Re: There are not enough CPU0 APIC IRQs while doing IRQ migration during S3

From: Kai-Heng Feng
Date: Wed Jul 20 2022 - 23:02:29 EST


On Wed, Jul 20, 2022 at 6:11 PM Rafael J. Wysocki <rafael@xxxxxxxxxx> wrote:
>
> On Wed, Jul 20, 2022 at 5:16 AM Kai-Heng Feng
> <kai.heng.feng@xxxxxxxxxxxxx> wrote:
> >
> > [+Cc Rafael, linux-pm]
> >
> > On Wed, Jul 20, 2022 at 10:53 AM AceLan Kao <acelan.kao@xxxxxxxxxxxxx> wrote:
> > >
> > > Marc Zyngier <maz@xxxxxxxxxx> 於 2022年7月19日 週二 下午6:48寫道:
> > > >
> > > > [- Jason]
> > > >
> > > > On Tue, 19 Jul 2022 06:55:21 +0100,
> > > > AceLan Kao <acelan.kao@xxxxxxxxxxxxx> wrote:
> > > > >
> > > > > HI all,
> > > > >
> > > > > I encountered an issue while doing S3, it shows below message and then
> > > > > failed to enter S3
> > > > > [ 106.731140] CPU 31 has 116 vectors, 85 available. Cannot disable CPU
> > > > > [ 106.731551] ACPI: \_PR_.C01F: Found 2 idle states
> > > > > [ 106.732610] Error taking CPU31 down: -28
> > > > > [ 106.732612] Non-boot CPUs are not disabled
> > > > >
> > > > > CPU: AMD Ryzen Threadripper PRO 3955WX 16-Cores
> > > > > Kernel: v5.19-rc7
> > > > > There are 5 PCI to 4 type-c ports USB cards on the machine, and It
> > > > > wouldn't lead to the issue if only 4 cards are plugged. So, it looks
> > > > > like it can't handle 5 cards, and failed on the IRQ migration.
> > > > >
> > > > > The workaround provided by kaiheng is to release the irq while
> > > > > suspending and request irq while resuming.
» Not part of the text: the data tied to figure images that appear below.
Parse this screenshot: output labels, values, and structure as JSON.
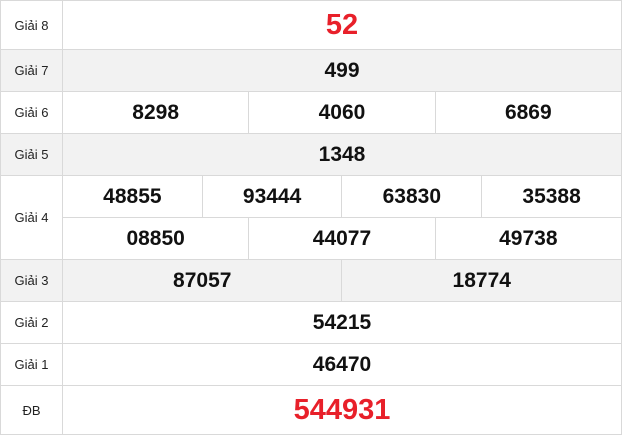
{
  "colors": {
    "special": "#e8202a",
    "alt_row": "#f2f2f2",
    "border": "#d9d9d9"
  },
  "rows": {
    "g8": {
      "label": "Giải 8",
      "values": [
        "52"
      ]
    },
    "g7": {
      "label": "Giải 7",
      "values": [
        "499"
      ]
    },
    "g6": {
      "label": "Giải 6",
      "values": [
        "8298",
        "4060",
        "6869"
      ]
    },
    "g5": {
      "label": "Giải 5",
      "values": [
        "1348"
      ]
    },
    "g4": {
      "label": "Giải 4",
      "values": [
        "48855",
        "93444",
        "63830",
        "35388",
        "08850",
        "44077",
        "49738"
      ]
    },
    "g3": {
      "label": "Giải 3",
      "values": [
        "87057",
        "18774"
      ]
    },
    "g2": {
      "label": "Giải 2",
      "values": [
        "54215"
      ]
    },
    "g1": {
      "label": "Giải 1",
      "values": [
        "46470"
      ]
    },
    "db": {
      "label": "ĐB",
      "values": [
        "544931"
      ]
    }
  }
}
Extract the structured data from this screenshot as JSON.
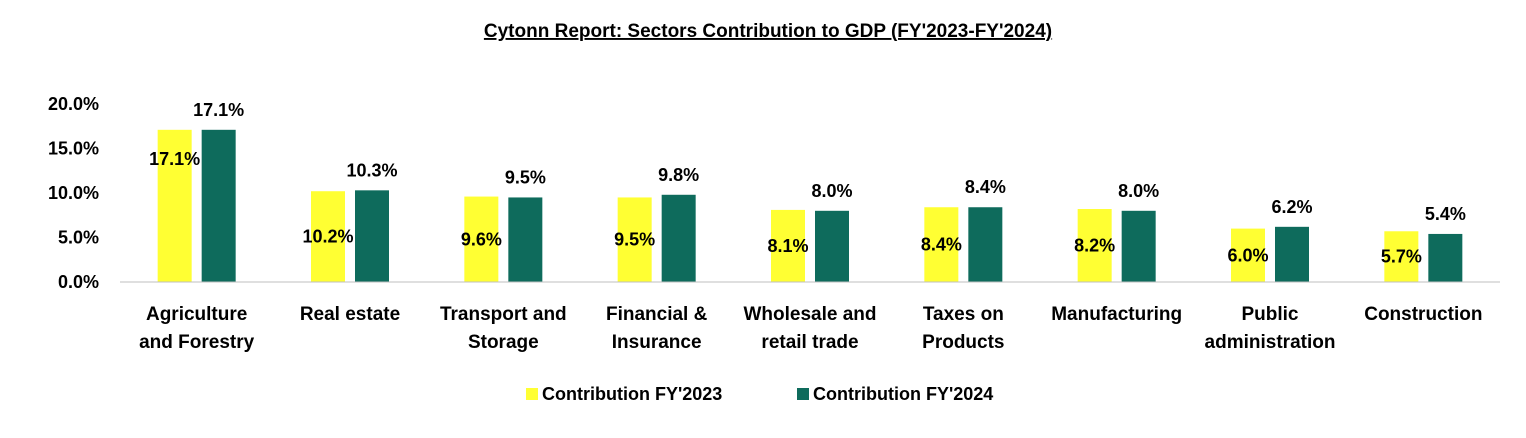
{
  "chart_data": {
    "type": "bar",
    "title": "Cytonn Report:  Sectors Contribution to GDP (FY'2023-FY'2024)",
    "categories": [
      [
        "Agriculture",
        "and Forestry"
      ],
      [
        "Real estate"
      ],
      [
        "Transport and",
        "Storage"
      ],
      [
        "Financial &",
        "Insurance"
      ],
      [
        "Wholesale and",
        "retail trade"
      ],
      [
        "Taxes on",
        "Products"
      ],
      [
        "Manufacturing"
      ],
      [
        "Public",
        "administration"
      ],
      [
        "Construction"
      ]
    ],
    "series": [
      {
        "name": "Contribution FY'2023",
        "color": "#FFFF33",
        "values": [
          17.1,
          10.2,
          9.6,
          9.5,
          8.1,
          8.4,
          8.2,
          6.0,
          5.7
        ],
        "labels": [
          "17.1%",
          "10.2%",
          "9.6%",
          "9.5%",
          "8.1%",
          "8.4%",
          "8.2%",
          "6.0%",
          "5.7%"
        ]
      },
      {
        "name": "Contribution FY'2024",
        "color": "#0E6B5C",
        "values": [
          17.1,
          10.3,
          9.5,
          9.8,
          8.0,
          8.4,
          8.0,
          6.2,
          5.4
        ],
        "labels": [
          "17.1%",
          "10.3%",
          "9.5%",
          "9.8%",
          "8.0%",
          "8.4%",
          "8.0%",
          "6.2%",
          "5.4%"
        ]
      }
    ],
    "y_ticks": [
      0,
      5,
      10,
      15,
      20
    ],
    "y_tick_labels": [
      "0.0%",
      "5.0%",
      "10.0%",
      "15.0%",
      "20.0%"
    ],
    "ylim": [
      0,
      20
    ],
    "grid": false,
    "legend_position": "bottom"
  }
}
> > > > > I'm wondering do we have a better solution for this kind of issue?
> > > > > Thanks.
> > > > >
> > > > > diff --git a/drivers/usb/host/xhci.c b/drivers/usb/host/xhci.c
> > > > > index edc6881c8a1b..91c79b21cb57 100644
> > > > > --- a/drivers/usb/host/xhci.c
> > > > > +++ b/drivers/usb/host/xhci.c
> > > > > @@ -17,6 +17,7 @@
> > > > > #include <linux/slab.h>
> > > > > #include <linux/dmi.h>
> > > > > #include <linux/dma-mapping.h>
> > > > > +#include <linux/suspend.h>
> > > > >
> > > > > #include "xhci.h"
> > > > > #include "xhci-trace.h"
> > > > > @@ -1079,6 +1080,9 @@ int xhci_suspend(struct xhci_hcd *xhci, bool do_wakeup)
> > > > > __func__);
> > > > > }
> > > > >
> > > > > + if (pm_suspend_via_firmware())
> > > > > + xhci_cleanup_msix(xhci);
> > > >
> > > > I'm a bit clueless when it comes to the combination of x86 and xhci,
> > > > but doesn't this prevent resuming on a xhci interrupt?
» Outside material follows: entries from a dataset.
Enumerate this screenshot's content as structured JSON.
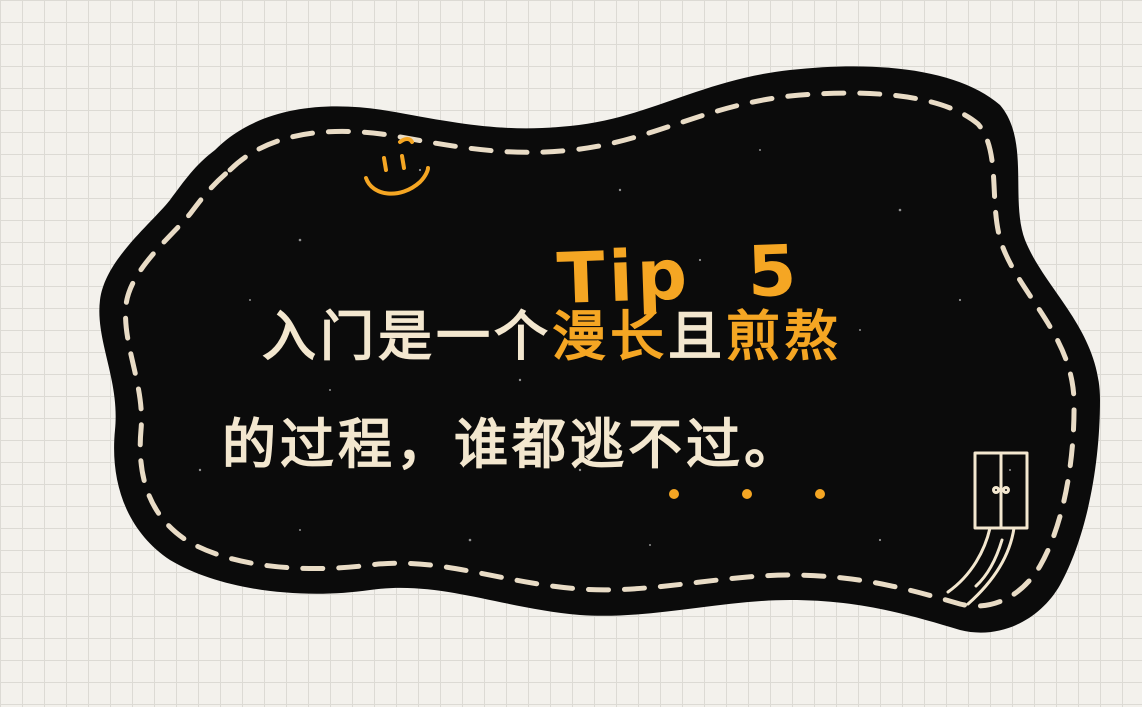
{
  "tip": {
    "label": "Tip",
    "number": "5",
    "full": "Tip  5"
  },
  "message": {
    "line1": [
      {
        "text": "入门是一个",
        "tone": "cream"
      },
      {
        "text": "漫长",
        "tone": "accent"
      },
      {
        "text": "且",
        "tone": "cream"
      },
      {
        "text": "煎熬",
        "tone": "accent"
      }
    ],
    "line2": [
      {
        "text": "的过程，谁都逃不过。",
        "tone": "cream"
      }
    ]
  },
  "colors": {
    "background": "#f3f1ec",
    "grid": "#dcdad4",
    "blob": "#0b0b0b",
    "stitch": "#e9dcc6",
    "text": "#f3e7cf",
    "accent": "#f5a623"
  }
}
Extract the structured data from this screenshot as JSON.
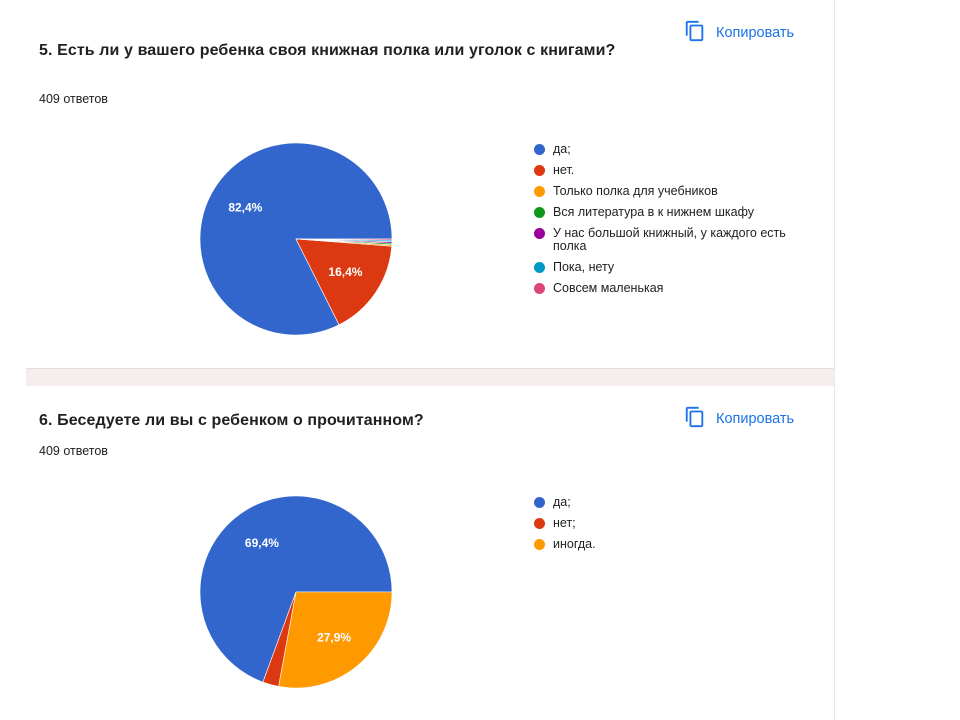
{
  "copy_label": "Копировать",
  "questions": [
    {
      "title": "5.   Есть ли у вашего ребенка своя книжная полка или уголок с книгами?",
      "responses": "409 ответов",
      "legend": [
        {
          "label": "да;",
          "color": "#3366cc"
        },
        {
          "label": "нет.",
          "color": "#dc3912"
        },
        {
          "label": "Только полка для учебников",
          "color": "#ff9900"
        },
        {
          "label": "Вся литература в к нижнем шкафу",
          "color": "#109618"
        },
        {
          "label": "У нас большой книжный, у каждого есть полка",
          "color": "#990099"
        },
        {
          "label": "Пока, нету",
          "color": "#0099c6"
        },
        {
          "label": "Совсем маленькая",
          "color": "#dd4477"
        }
      ]
    },
    {
      "title": "6. Беседуете ли вы с ребенком о прочитанном?",
      "responses": "409 ответов",
      "legend": [
        {
          "label": "да;",
          "color": "#3366cc"
        },
        {
          "label": "нет;",
          "color": "#dc3912"
        },
        {
          "label": "иногда.",
          "color": "#ff9900"
        }
      ]
    }
  ],
  "chart_data": [
    {
      "type": "pie",
      "categories": [
        "да;",
        "нет.",
        "Только полка для учебников",
        "Вся литература в к нижнем шкафу",
        "У нас большой книжный, у каждого есть полка",
        "Пока, нету",
        "Совсем маленькая"
      ],
      "values": [
        82.4,
        16.4,
        0.25,
        0.25,
        0.25,
        0.25,
        0.2
      ],
      "data_labels": [
        "82,4%",
        "16,4%",
        "",
        "",
        "",
        "",
        ""
      ],
      "colors": [
        "#3366cc",
        "#dc3912",
        "#ff9900",
        "#109618",
        "#990099",
        "#0099c6",
        "#dd4477"
      ]
    },
    {
      "type": "pie",
      "categories": [
        "да;",
        "нет;",
        "иногда."
      ],
      "values": [
        69.4,
        2.7,
        27.9
      ],
      "data_labels": [
        "69,4%",
        "",
        "27,9%"
      ],
      "colors": [
        "#3366cc",
        "#dc3912",
        "#ff9900"
      ]
    }
  ]
}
> > > The PCI cards provide 4 type-c USB ports, and in the beginning we
> > > found that removing one PCI card fixed the issue, so we were trying to
> > > fix the issue in xhci driver.
> > > The USB ports on the PCI cards can't resume the system from S3 even
> > > without the workaround,
> > > but the USB ports on the rear panel of the motherboard still work with
> > > the workaround.
> >
> > The isn't xHCI specific. The issue here is that CPU0 APIC doesn't have
> > enough IRQ vector for ACPI S3 suspend.
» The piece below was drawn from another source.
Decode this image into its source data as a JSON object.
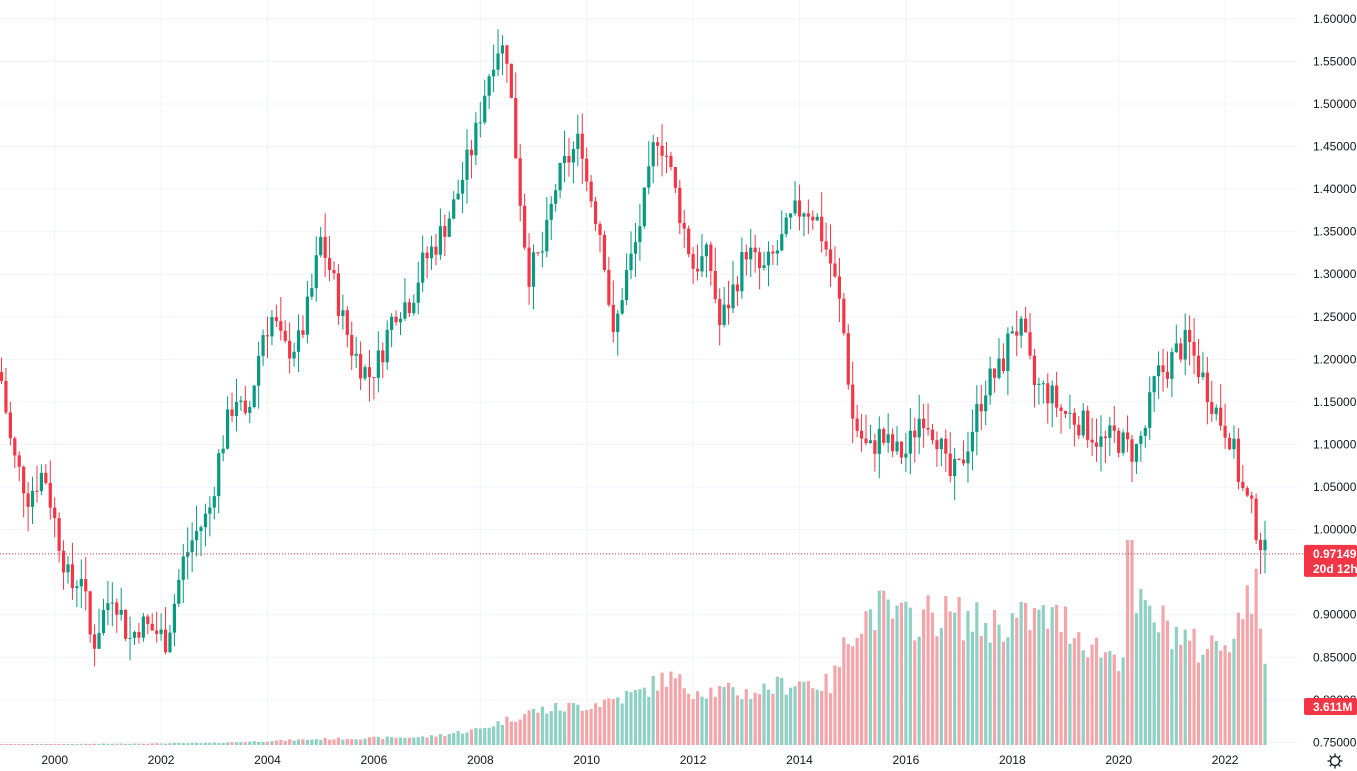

> > Ideally we don't want to tear down IRQs during suspend, but for this
> > case minimizing IRQ numbers means successful S3.
> >
> > So maybe we can have a suspend flow like this:
> > - At the beginning of suspend, check if there's enough free IRQ for
> > CPU0 migration.
> > - If there isn't enough free slots, hint drivers to tear down non-wake
> > IRQs. Maybe use a global variable if we don't want to add a new
> > parameter to current PM ops.
> > - If it's still not enough, abort suspend.
> >
> > For suspend that doesn't unplug CPU like suspend-to-idle, no
> > modification is needed.
> > I wonder if that makes sense?
>
> Quite probably, IRQs need not be migrated during system suspend, so it
> should be possible to avoid doing that entirely on "hot remove" if it
> is part of the suspend flow.

So is it required to disable all CPUs except CPU0 for ACPI S3?
ACPI spec rev 6.3, "7.4.2.4 System \_S3 State" says "The processors
are not executing instructions. The processor-complex context is not
maintained." it doesn't say the CPUs have to be disabled.
So as long as CPUs are quiesced, is pm_sleep_disable_secondary_cpus()
still needed for S3?

Kai-Heng